Methodology context — this case study uses Zhianrui's provenance-first methodology, with §6 covering how we engineer AI systems specifically. Start there if the eval-harness vocabulary is unfamiliar.

Eval harness architecture: ground truth, multi-judge, deploy gate

The brief

Sector: Regulated health-tech. Need: the client had built an LLM-driven triage assistant that helped clinical staff route patient queries to the appropriate care path. The system was working — but every time the upstream model provider released an update, the team spent two weeks revalidating it manually before allowing the new model into production. They needed an evaluation harness that could decide automatically whether a model upgrade was safe to ship.

Workstream decomposition

  • WS-1: Failure-mode taxonomy. Catalogue the specific failure modes the regulated domain cannot tolerate — under-triage of high-acuity cases, demographic-specific calibration drift, hallucinated drug interactions, off-topic redirections that delay urgent care.
  • WS-2: Eval dataset construction. Build a 1,400-case ground-truth dataset combining: (a) historical adjudicated cases from the client's own logs, (b) synthetic edge cases authored by clinicians to probe specific failure modes, (c) adversarial prompts designed to surface known LLM weak spots.
  • WS-3: Multi-judge scoring. Move past single-LLM-as-judge. Three independent judges per case — two LLM judges from different model families, one human-in-the-loop sample — with disagreement-triggered escalation.
  • WS-4: Deploy gate + regression detection. Wire the eval harness into the client's deployment pipeline. A new model version cannot reach production unless it (a) matches or beats the incumbent on the aggregate score, (b) does not regress on any single failure-mode subset by more than the configured tolerance, (c) passes the demographic-calibration check.

Method highlight

The most consequential design decision was to score models on failure-mode subsets rather than aggregate scores. A new model that improves the average score by 3% but regresses by 12% on the under-triage subset is worse in this domain — and aggregate-score evals miss that. The harness reports per-subset deltas as a matter of course; the deploy gate's tolerance is configured per subset.

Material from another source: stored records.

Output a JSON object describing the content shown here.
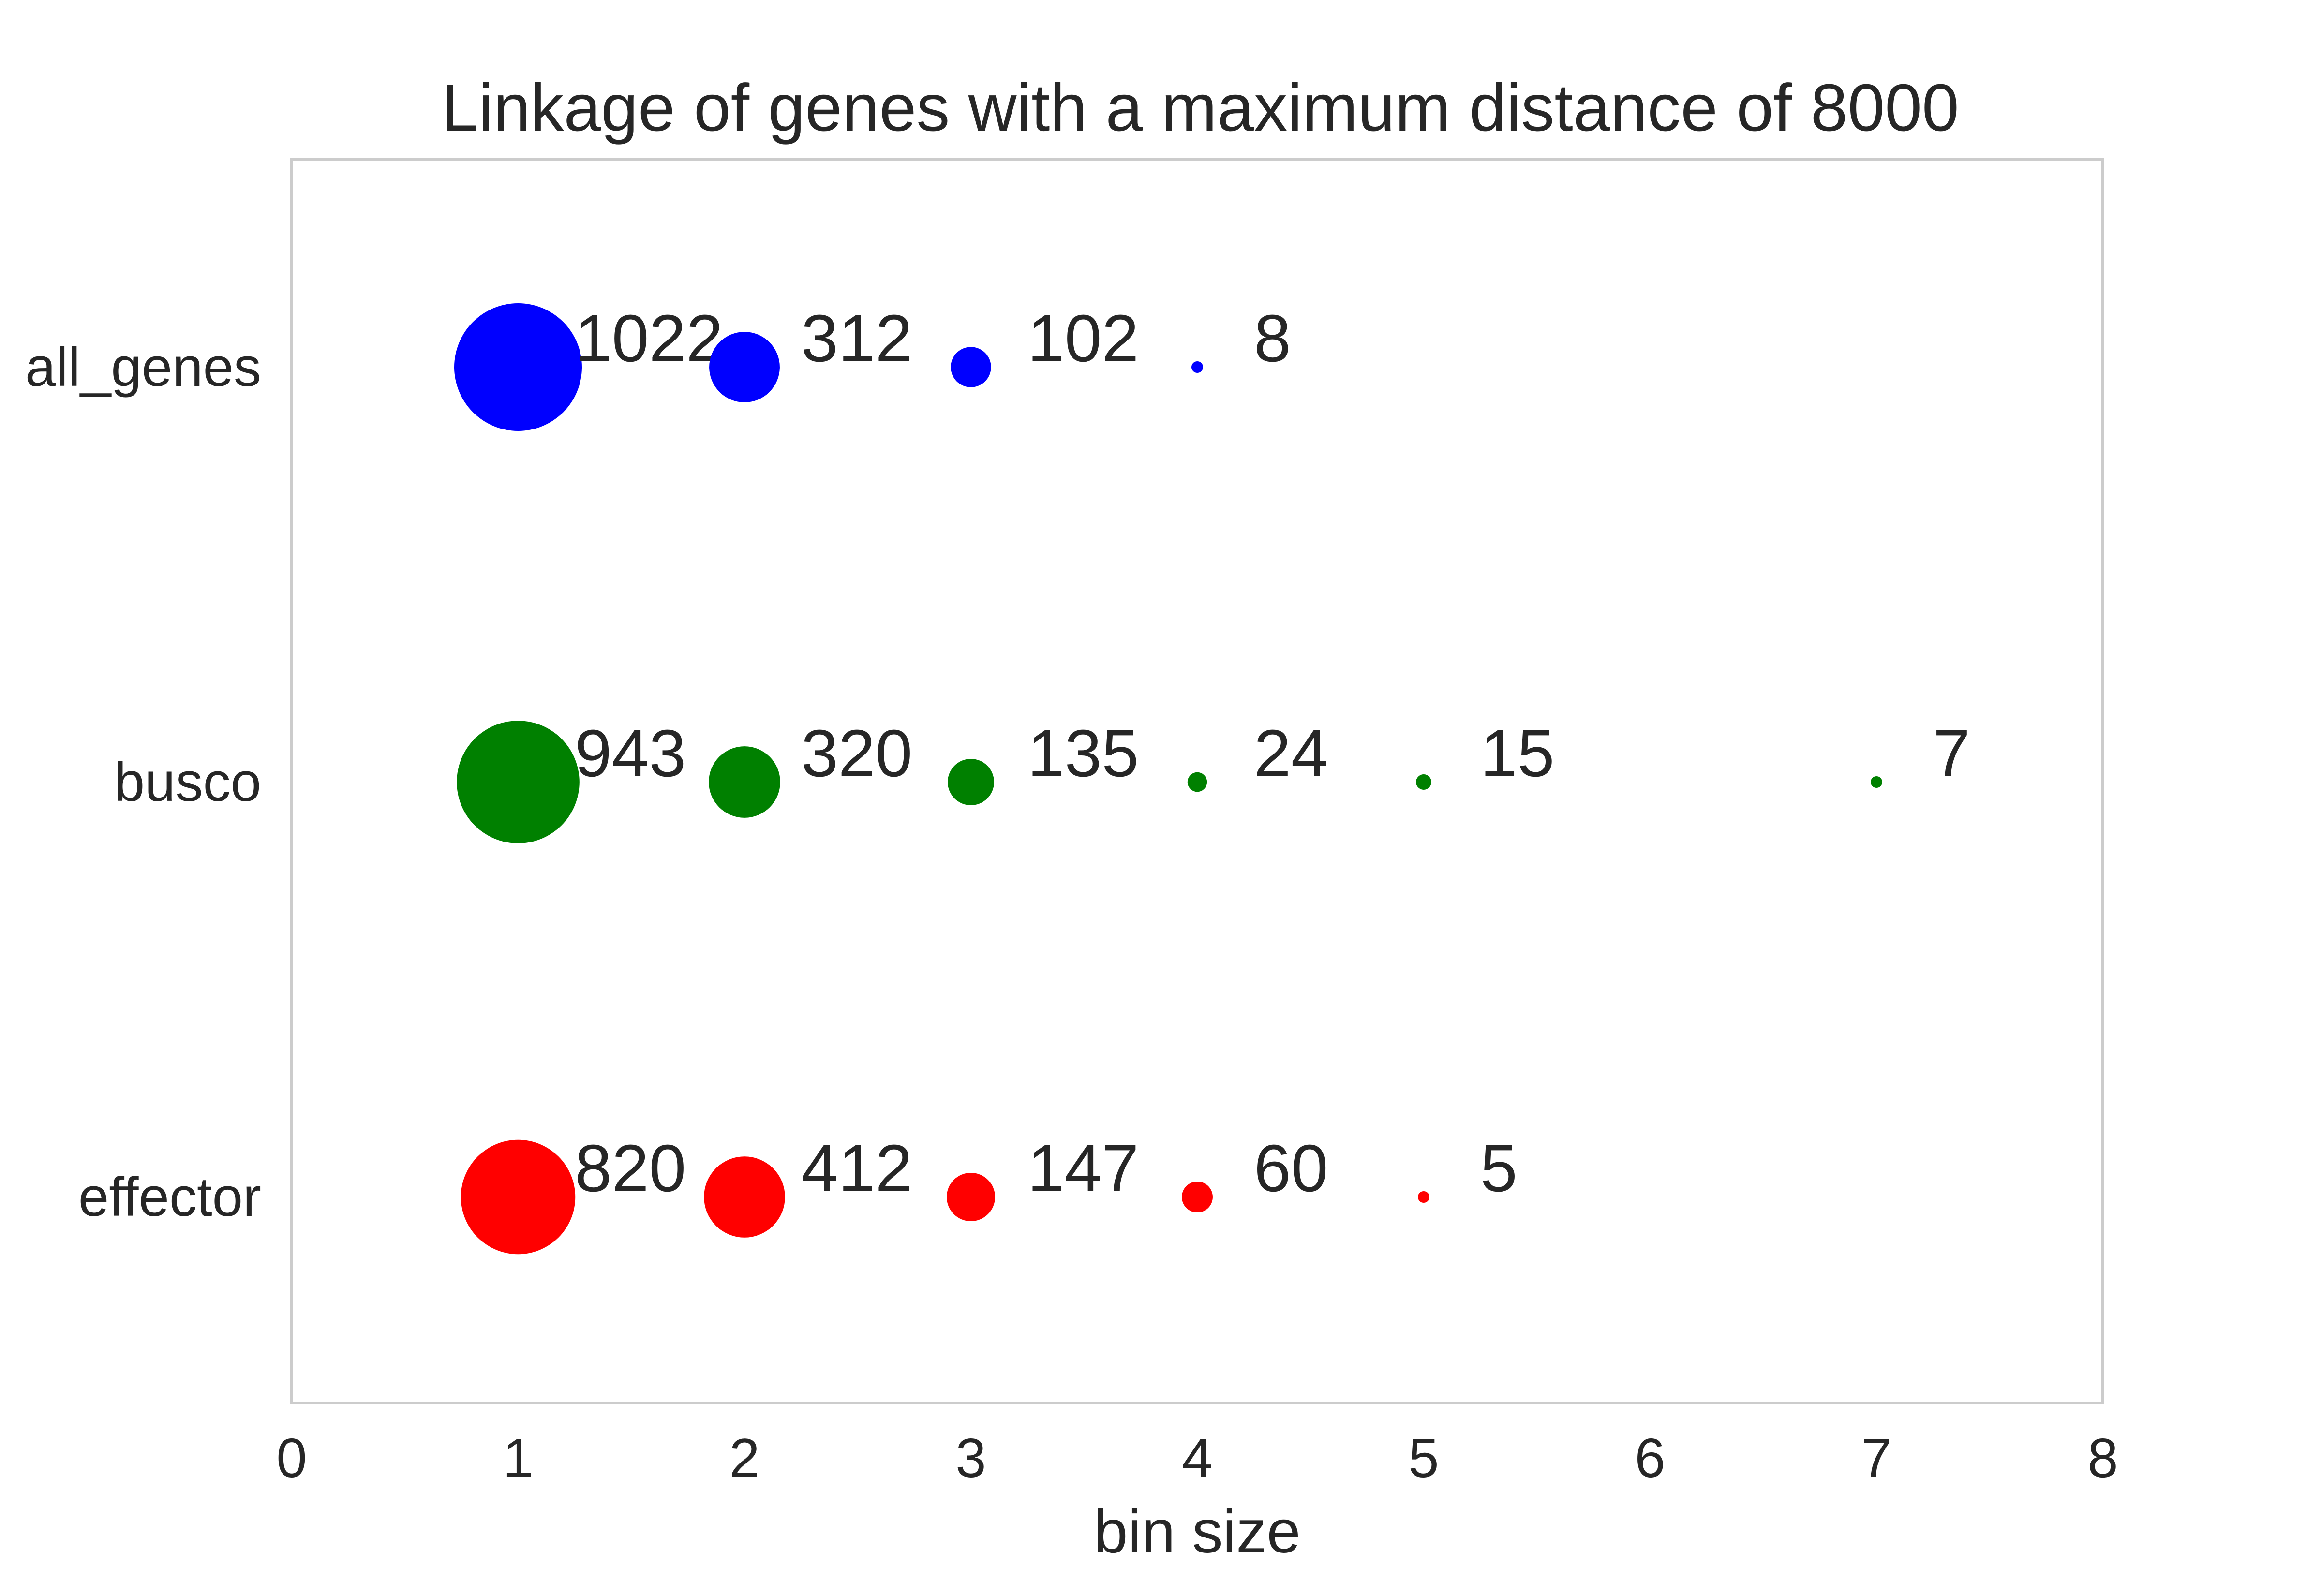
{
  "chart_data": {
    "type": "scatter",
    "title": "Linkage of genes with a maximum distance of 8000",
    "xlabel": "bin size",
    "ylabel": "",
    "xlim": [
      0,
      8
    ],
    "xticks": [
      "0",
      "1",
      "2",
      "3",
      "4",
      "5",
      "6",
      "7",
      "8"
    ],
    "categories": [
      "all_genes",
      "busco",
      "effector"
    ],
    "grid": false,
    "series": [
      {
        "category": "all_genes",
        "color": "#0000ff",
        "points": [
          {
            "x": 1,
            "value": 1022
          },
          {
            "x": 2,
            "value": 312
          },
          {
            "x": 3,
            "value": 102
          },
          {
            "x": 4,
            "value": 8
          }
        ]
      },
      {
        "category": "busco",
        "color": "#008000",
        "points": [
          {
            "x": 1,
            "value": 943
          },
          {
            "x": 2,
            "value": 320
          },
          {
            "x": 3,
            "value": 135
          },
          {
            "x": 4,
            "value": 24
          },
          {
            "x": 5,
            "value": 15
          },
          {
            "x": 7,
            "value": 7
          }
        ]
      },
      {
        "category": "effector",
        "color": "#ff0000",
        "points": [
          {
            "x": 1,
            "value": 820
          },
          {
            "x": 2,
            "value": 412
          },
          {
            "x": 3,
            "value": 147
          },
          {
            "x": 4,
            "value": 60
          },
          {
            "x": 5,
            "value": 5
          }
        ]
      }
    ]
  }
}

The second consequential decision was to refuse synthetic-only eval data. Synthetic cases are useful for probing known failure modes, but they overfit to what the team already knows to look for. The harness requires a non-trivial fraction of every release evaluation to come from recent production logs that have been adjudicated since the last release — keeping the eval honest about live distribution drift.

Deliverable shape

  • Eval harness as an installable service, runnable in CI and locally.
  • 1,400-case ground-truth dataset with versioning, source attribution, and adjudication notes.
  • Multi-judge scoring infrastructure with disagreement-triggered escalation queue.
  • Deploy-gate integration into the client's CD pipeline; configurable per-subset thresholds.
  • Documentation: how to add a failure mode, how to refresh the dataset from production logs, how to interpret a regression report.
  • Research dossier: 38 source rows documenting failure-mode selection rationale.

Outcomes

Time from upstream model release to client production deployment dropped from ~14 days to ~2 days , with the team's confidence in the deploy decision increasing rather than decreasing. Three would-have-shipped model upgrades have been caught and rolled back by the harness in the year since deployment — two for under-triage regressions, one for a calibration drift on a specific demographic subset. None of the three would have been caught by aggregate-score evaluation.

The harness is now used as the reference architecture for evaluating two further LLM-driven systems the client has since deployed.